Не будем говорить о том, что приведенные слова Шпенглера— пощечина не только любому гуманизму, но и убеждению платоновского или христианского типа в том, что жизнь нужно заставить считаться с какими-то осмысляющими принципами, поднятыми над бесчеловечной эмпирией «факта»; здесь против Шпенглера едины марксизм и католицизм, либеральное просветительство и психологизирующий морализм. Не будем отмечать заведомой лжи в шпенглеровском утверждении, будто «истинная» религиозность и установка на глубинное познание не могут иметь ничего общего с социальной реальностью. Сейчас нам важнее другое: если традиционное мышление видит в «идеях», в «духе» самое средоточие культуры («духовной культуры»), то Шпенглер отлучает «дух» не только от «жизни», но в большой степени также и от культуры [16] напротив, неоспоримо «жизненные», но не слишком «духовные» феномены вроде государства, политики, форм особенности и т. п. безусловно принадлежат для него к культуре.
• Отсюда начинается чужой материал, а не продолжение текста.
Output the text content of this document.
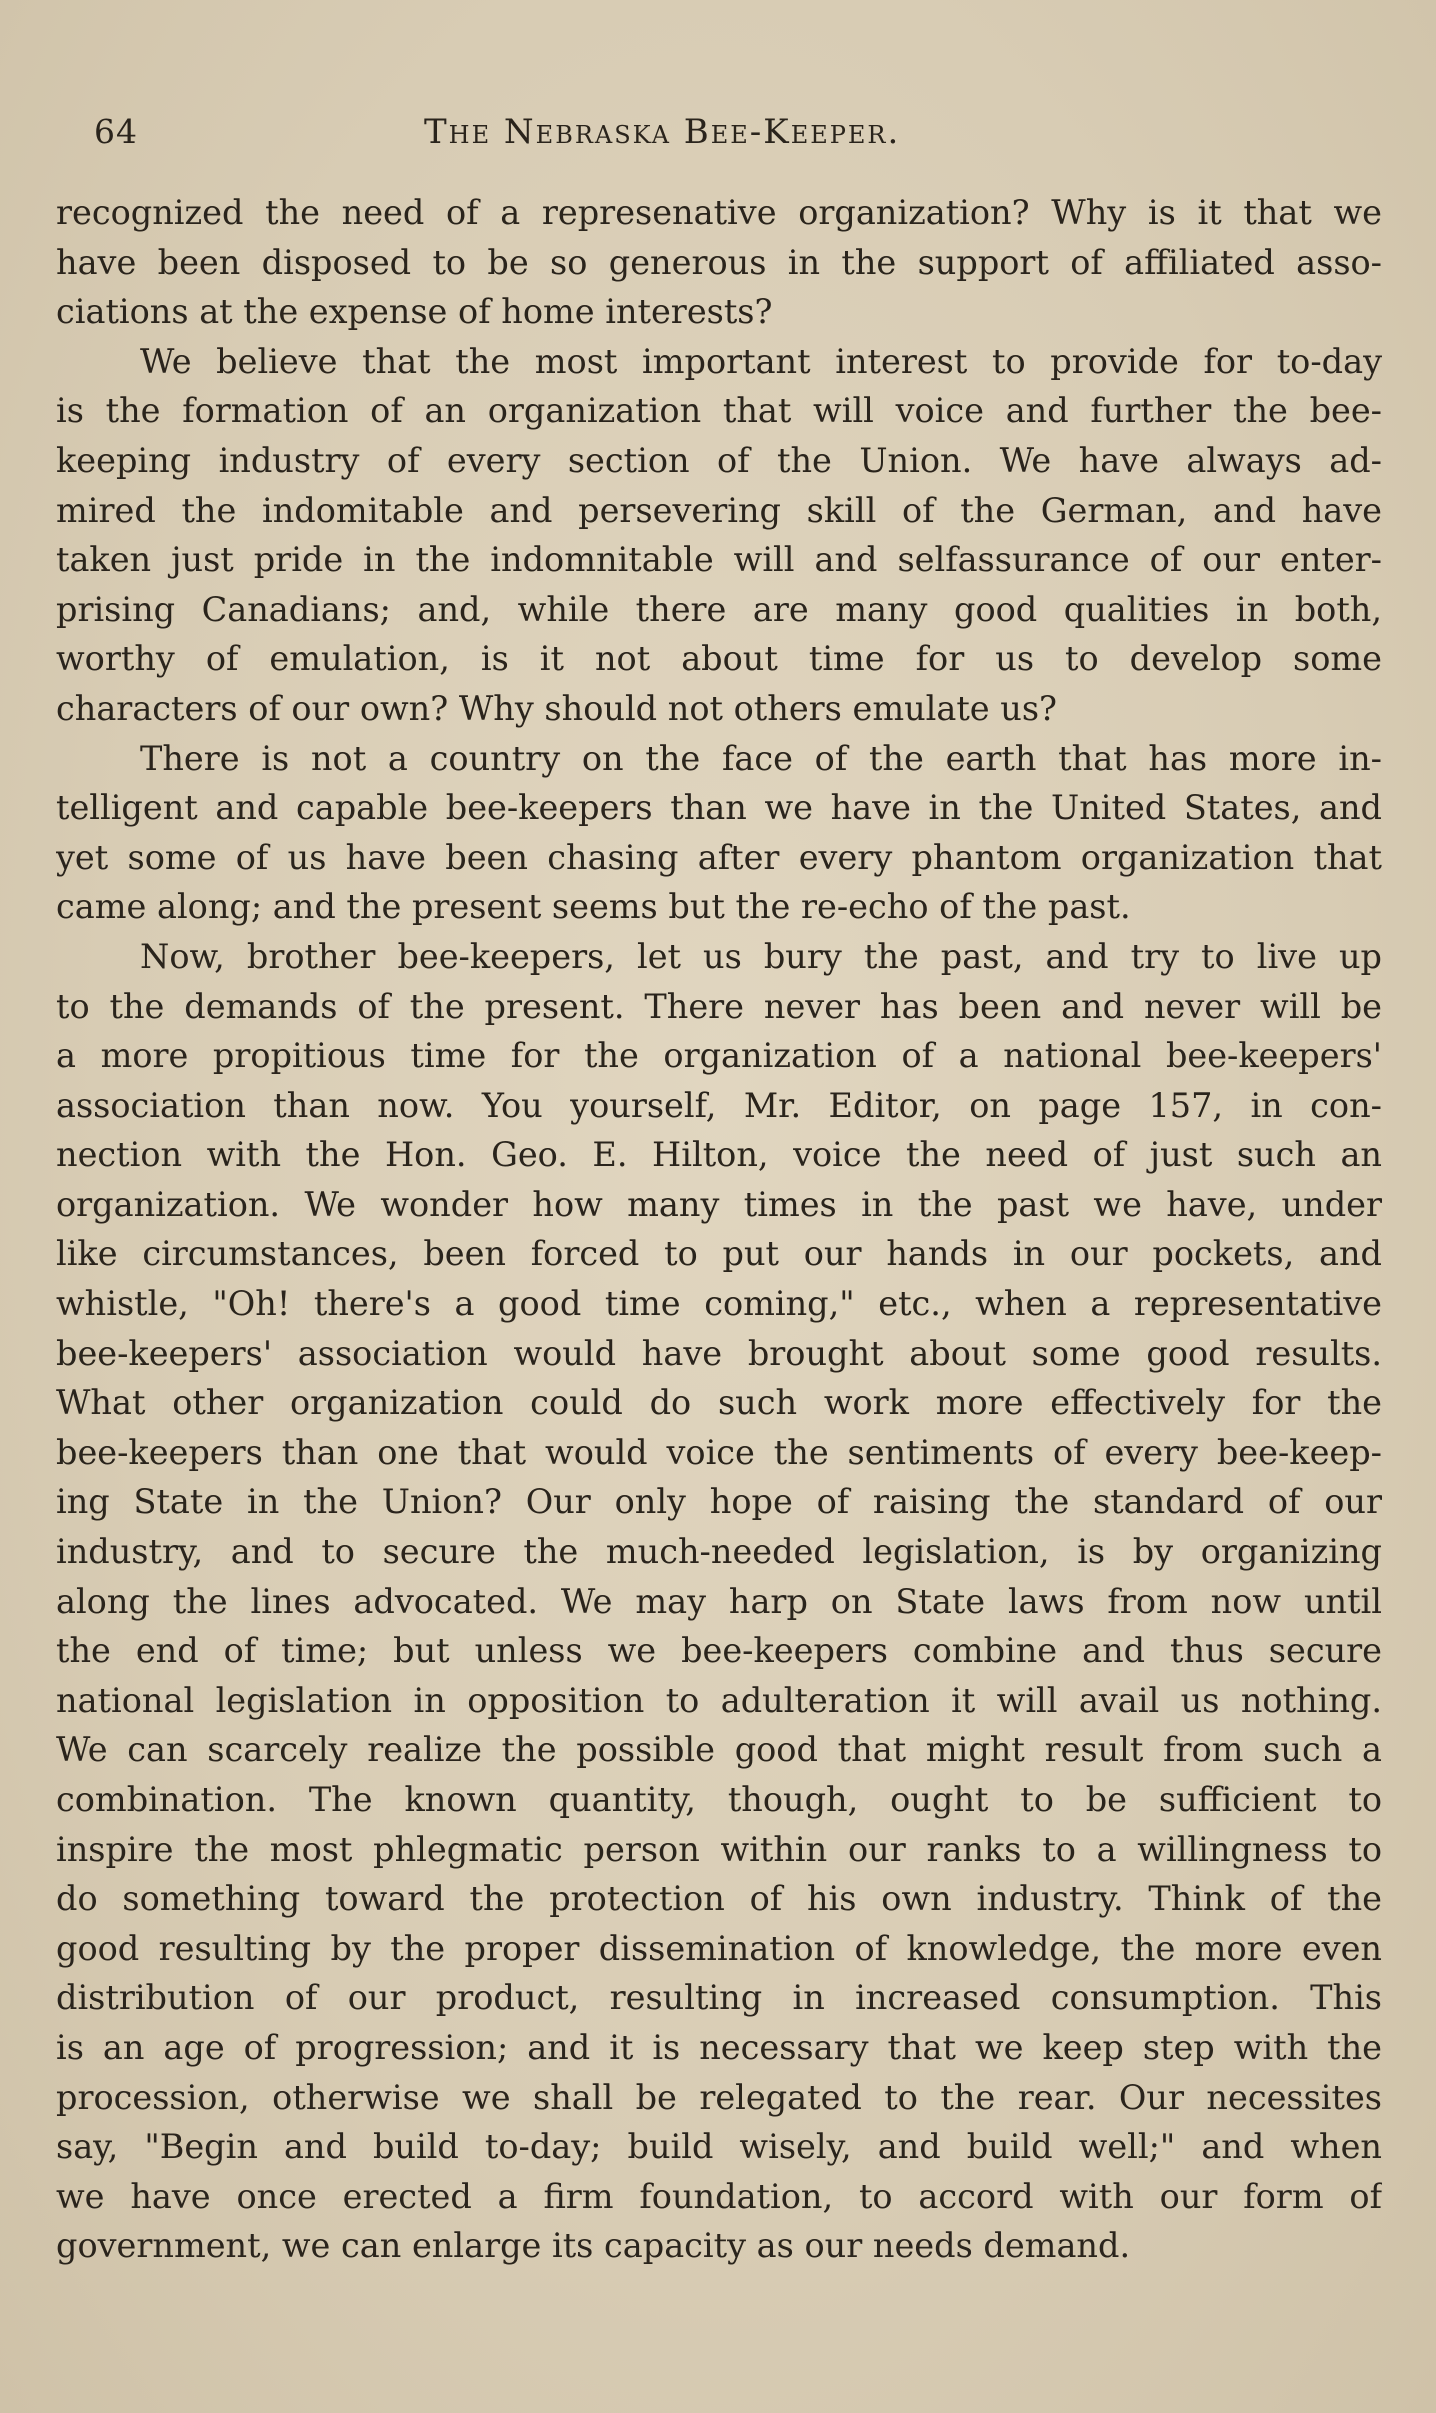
64	The Nebraska Bee-Keeper.
recognized the need of a represenative organization? Why is it that we
have been disposed to be so generous in the support of affiliated asso-
ciations at the expense of home interests?
We believe that the most important interest to provide for to-day
is the formation of an organization that will voice and further the bee-
keeping industry of every section of the Union. We have always ad-
mired the indomitable and persevering skill of the German, and have
taken just pride in the indomnitable will and selfassurance of our enter-
prising Canadians; and, while there are many good qualities in both,
worthy of emulation, is it not about time for us to develop some
characters of our own? Why should not others emulate us?
There is not a country on the face of the earth that has more in-
telligent and capable bee-keepers than we have in the United States, and
yet some of us have been chasing after every phantom organization that
came along; and the present seems but the re-echo of the past.
Now, brother bee-keepers, let us bury the past, and try to live up
to the demands of the present. There never has been and never will be
a more propitious time for the organization of a national bee-keepers'
association than now. You yourself, Mr. Editor, on page 157, in con-
nection with the Hon. Geo. E. Hilton, voice the need of just such an
organization. We wonder how many times in the past we have, under
like circumstances, been forced to put our hands in our pockets, and
whistle, "Oh! there's a good time coming," etc., when a representative
bee-keepers' association would have brought about some good results.
What other organization could do such work more effectively for the
bee-keepers than one that would voice the sentiments of every bee-keep-
ing State in the Union? Our only hope of raising the standard of our
industry, and to secure the much-needed legislation, is by organizing
along the lines advocated. We may harp on State laws from now until
the end of time; but unless we bee-keepers combine and thus secure
national legislation in opposition to adulteration it will avail us nothing.
We can scarcely realize the possible good that might result from such a
combination. The known quantity, though, ought to be sufficient to
inspire the most phlegmatic person within our ranks to a willingness to
do something toward the protection of his own industry. Think of the
good resulting by the proper dissemination of knowledge, the more even
distribution of our product, resulting in increased consumption. This
is an age of progression; and it is necessary that we keep step with the
procession, otherwise we shall be relegated to the rear. Our necessites
say, "Begin and build to-day; build wisely, and build well;" and when
we have once erected a firm foundation, to accord with our form of
government, we can enlarge its capacity as our needs demand.
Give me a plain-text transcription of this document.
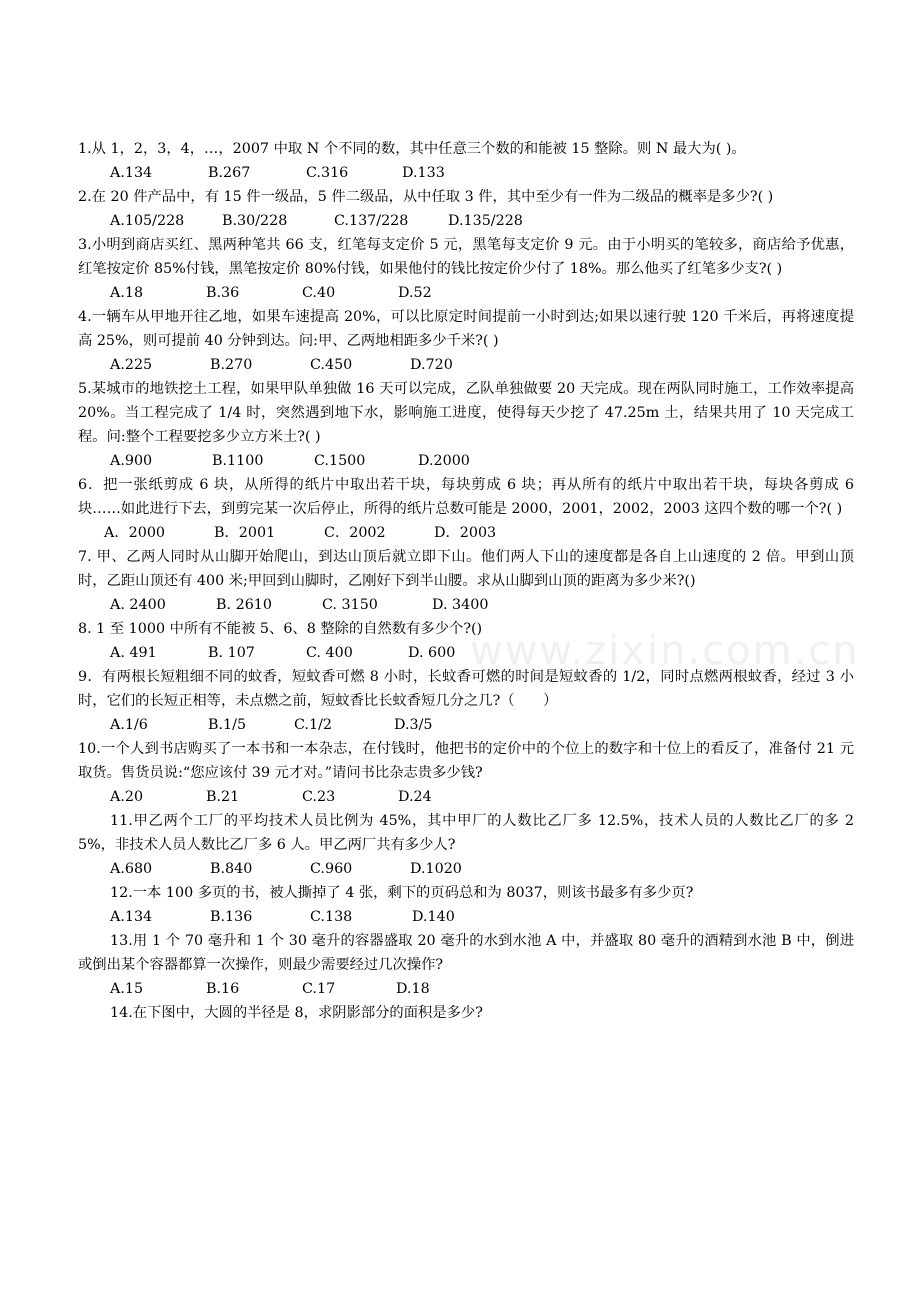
www.zixin.com.cn

1.从 1，2，3，4，…，2007 中取 N 个不同的数，其中任意三个数的和能被 15 整除。则 N 最大为( )。

A.134	B.267	C.316	D.133

2.在 20 件产品中，有 15 件一级品，5 件二级品，从中任取 3 件，其中至少有一件为二级品的概率是多少?( )

A.105/228	B.30/228	C.137/228	D.135/228

3.小明到商店买红、黑两种笔共 66 支，红笔每支定价 5 元，黑笔每支定价 9 元。由于小明买的笔较多，商店给予优惠，红笔按定价 85%付钱，黑笔按定价 80%付钱，如果他付的钱比按定价少付了 18%。那么他买了红笔多少支?( )

A.18	B.36	C.40	D.52

4.一辆车从甲地开往乙地，如果车速提高 20%，可以比原定时间提前一小时到达;如果以速行驶 120 千米后，再将速度提高 25%，则可提前 40 分钟到达。问:甲、乙两地相距多少千米?( )

A.225	B.270	C.450	D.720

5.某城市的地铁挖土工程，如果甲队单独做 16 天可以完成，乙队单独做要 20 天完成。现在两队同时施工，工作效率提高 20%。当工程完成了 1/4 时，突然遇到地下水，影响施工进度，使得每天少挖了 47.25m 土，结果共用了 10 天完成工程。问:整个工程要挖多少立方米土?( )

A.900	B.1100	C.1500	D.2000

6．把一张纸剪成 6 块，从所得的纸片中取出若干块，每块剪成 6 块；再从所有的纸片中取出若干块，每块各剪成 6 块……如此进行下去，到剪完某一次后停止，所得的纸片总数可能是 2000，2001，2002，2003 这四个数的哪一个?( )

A．2000	B．2001	C．2002	D．2003

7. 甲、乙两人同时从山脚开始爬山，到达山顶后就立即下山。他们两人下山的速度都是各自上山速度的 2 倍。甲到山顶时，乙距山顶还有 400 米;甲回到山脚时，乙刚好下到半山腰。求从山脚到山顶的距离为多少米?()

A. 2400	B. 2610	C. 3150	D. 3400

8. 1 至 1000 中所有不能被 5、6、8 整除的自然数有多少个?()

A. 491	B. 107	C. 400	D. 600

9．有两根长短粗细不同的蚊香，短蚊香可燃 8 小时，长蚊香可燃的时间是短蚊香的 1/2，同时点燃两根蚊香，经过 3 小时，它们的长短正相等，未点燃之前，短蚊香比长蚊香短几分之几?（　　）

A.1/6	B.1/5	C.1/2	D.3/5

10.一个人到书店购买了一本书和一本杂志，在付钱时，他把书的定价中的个位上的数字和十位上的看反了，准备付 21 元取货。售货员说:“您应该付 39 元才对。”请问书比杂志贵多少钱?

A.20	B.21	C.23	D.24

11.甲乙两个工厂的平均技术人员比例为 45%，其中甲厂的人数比乙厂多 12.5%，技术人员的人数比乙厂的多 25%，非技术人员人数比乙厂多 6 人。甲乙两厂共有多少人?

A.680	B.840	C.960	D.1020

12.一本 100 多页的书，被人撕掉了 4 张，剩下的页码总和为 8037，则该书最多有多少页?

A.134	B.136	C.138	D.140

13.用 1 个 70 毫升和 1 个 30 毫升的容器盛取 20 毫升的水到水池 A 中，并盛取 80 毫升的酒精到水池 B 中，倒进或倒出某个容器都算一次操作，则最少需要经过几次操作?

A.15	B.16	C.17	D.18

14.在下图中，大圆的半径是 8，求阴影部分的面积是多少?
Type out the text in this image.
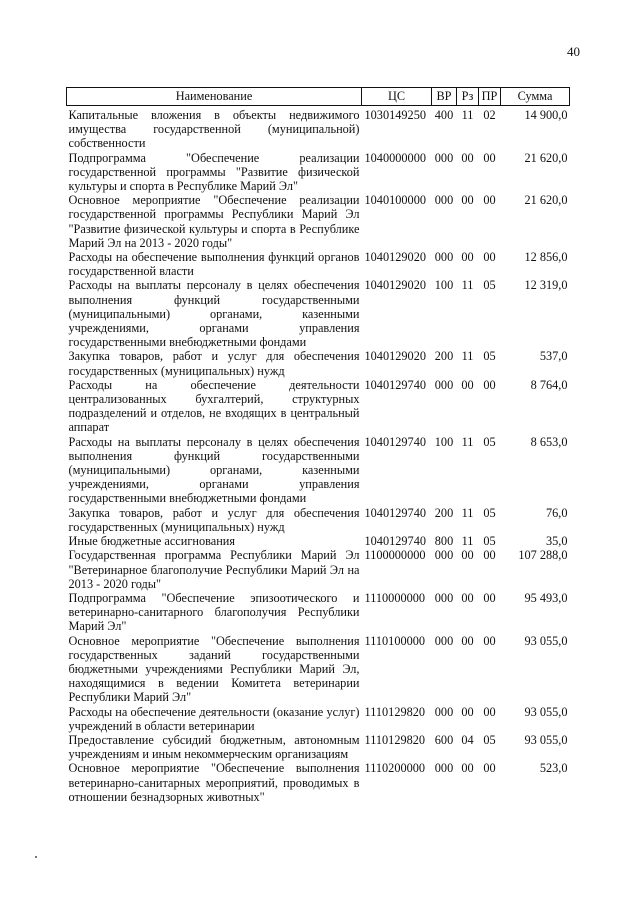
40
Наименование	ЦС	ВР	Рз	ПР	Сумма
Капитальные вложения в объекты недвижимого имущества государственной (муниципальной) собственности	1030149250	400	11	02	14 900,0
Подпрограмма "Обеспечение реализации государственной программы "Развитие физической культуры и спорта в Республике Марий Эл"	1040000000	000	00	00	21 620,0
Основное мероприятие "Обеспечение реализации государственной программы Республики Марий Эл "Развитие физической культуры и спорта в Республике Марий Эл на 2013 - 2020 годы"	1040100000	000	00	00	21 620,0
Расходы на обеспечение выполнения функций органов государственной власти	1040129020	000	00	00	12 856,0
Расходы на выплаты персоналу в целях обеспечения выполнения функций государственными (муниципальными) органами, казенными учреждениями, органами управления государственными внебюджетными фондами	1040129020	100	11	05	12 319,0
Закупка товаров, работ и услуг для обеспечения государственных (муниципальных) нужд	1040129020	200	11	05	537,0
Расходы на обеспечение деятельности централизованных бухгалтерий, структурных подразделений и отделов, не входящих в центральный аппарат	1040129740	000	00	00	8 764,0
Расходы на выплаты персоналу в целях обеспечения выполнения функций государственными (муниципальными) органами, казенными учреждениями, органами управления государственными внебюджетными фондами	1040129740	100	11	05	8 653,0
Закупка товаров, работ и услуг для обеспечения государственных (муниципальных) нужд	1040129740	200	11	05	76,0
Иные бюджетные ассигнования	1040129740	800	11	05	35,0
Государственная программа Республики Марий Эл "Ветеринарное благополучие Республики Марий Эл на 2013 - 2020 годы"	1100000000	000	00	00	107 288,0
Подпрограмма "Обеспечение эпизоотического и ветеринарно-санитарного благополучия Республики Марий Эл"	1110000000	000	00	00	95 493,0
Основное мероприятие "Обеспечение выполнения государственных заданий государственными бюджетными учреждениями Республики Марий Эл, находящимися в ведении Комитета ветеринарии Республики Марий Эл"	1110100000	000	00	00	93 055,0
Расходы на обеспечение деятельности (оказание услуг) учреждений в области ветеринарии	1110129820	000	00	00	93 055,0
Предоставление субсидий бюджетным, автономным учреждениям и иным некоммерческим организациям	1110129820	600	04	05	93 055,0
Основное мероприятие "Обеспечение выполнения ветеринарно-санитарных мероприятий, проводимых в отношении безнадзорных животных"	1110200000	000	00	00	523,0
Можно было бы сказать, что понятие культуры у Шпенглера «дегуманизировано», если бы не мешающая ассоциация сословоупотреблением Ортега-и-Гассета; применительно к Шпенглеру корень «гуманус» в этом слове обозначал бы не «человеческое», как у Ортеги, но традицию послевозрожденческого гуманизма, понимавшего под культурой в первую очередь «словесность», то есть философию и литературу со всей совокупностью словесно сформулированных идей, — ибо именно с этой традицией рвет автор «Заката Европы». «Дух литературы как благороднейшее проявление человеческого духа вообще», — на этом стоит Сеттембрини из романа Томаса Манна «Волшебная гора», представитель «болтливого» буржуазного гуманизма.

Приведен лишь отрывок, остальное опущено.